You should not assume NoSQL implies scalable or NoSQL implies distributed. That is marketing FUD. NoSQL implies no SQL and nothing else. Some NoSQL servers are distributed and scalable (Cassandra, HBase). Others are very similar to sharded MyISAM (1 writer or N readers, not crash safe, require explicit sharding).

Karlsson said...

Mark!

As NoSQL isn't really strictly defined, I guess the term is up for interpretation. Would Ingres then qualify as being NoSQL (as it has Qual at it's roots, although it also speaks SQL)? I would say no.

When writing this post, I looked around a bit. One NoSQL definition is in wikipedia: http://en.wikipedia.org/wiki/NoSQL
where it says regarding the NoSQLÖ history: "the name was an attempt to describe the emergence of a growing number of non-relational, distributed data stores that often did not attempt to provide ACID guarantees, in reference to the popular naming scheme for classic relational database systems: MySQL, MS SQL, PostgreSQL, etc.".

Actually, to claim that NoSQL is anything that doesn't "speak" SQL would be pretty restrictive. Any database that is non-relational is closer, but not really there yet either, in my mind.

But from what I have seen the NoSQL term being used for, it has mostly been highly scalable stores, mostly for non-structured data, that limits requirements on consistency to achive scalability.

At the upcoming MySQL UC, I am hosting a BoF session on the history of database systems: http://en.oreilly.com/mysql2010/public/schedule/detail/13607
and maybe we can discuss this there? What's up next? NoSQL? Quel? XQuery (not a bad candidate in my mind)?

/Karlsson

Nick said...

"Quel" -> hadn't heard that one for a while. You must be preparing slides for the history talk if that acronym is top of mind. :)

Gerry Narvaja said...

I must be as old as you are since I know what you meant with Wang word processor, I used to hang around them.

Having been around databases for a while myself, NoSQL is a new tag for a concept as old as databases themselves.
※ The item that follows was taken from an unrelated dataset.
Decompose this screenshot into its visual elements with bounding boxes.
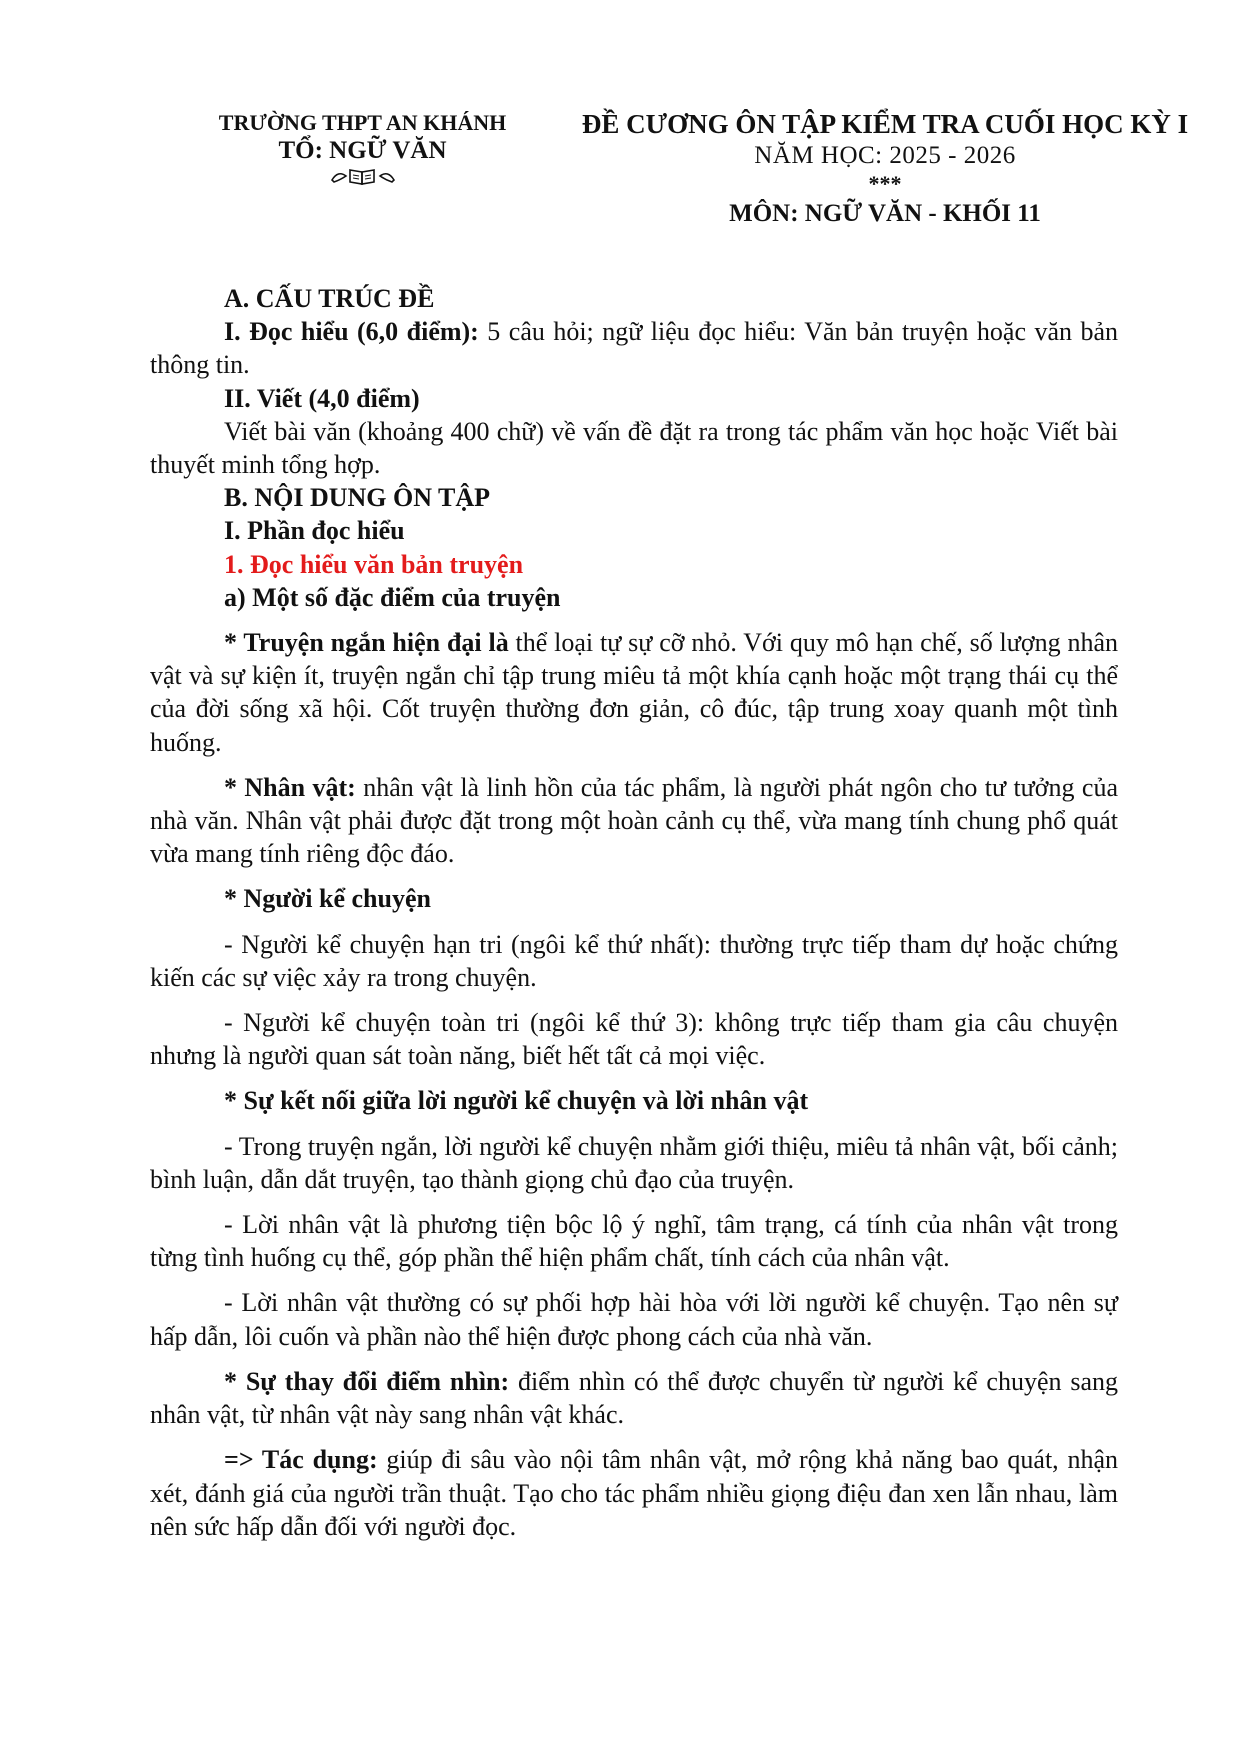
school-year: NĂM HỌC: 2025 - 2026 <box>754 142 1016 169</box>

I even worked with a NoSQL database back in the late 80s. Hey, even flat files could be called NoSQL as well.

I think that at some point people should start ignoring the hype and ask themselves the question: "Am I better with non-RDBMS storage for my data?" which is the question I'm not seeing answered in most of the blogs on the subject.

My $.02
G

Mark Callaghan said...

@Anders,

I will be sure to track you down at the conference.

Dave said...

minor typo: inredibly should be incredibly

re history: key/blob databases (loosely structured NoSQL) bring back the fun that was the network database navigation problem. My application has to go get the blobs I want, open them up, parse them, etc.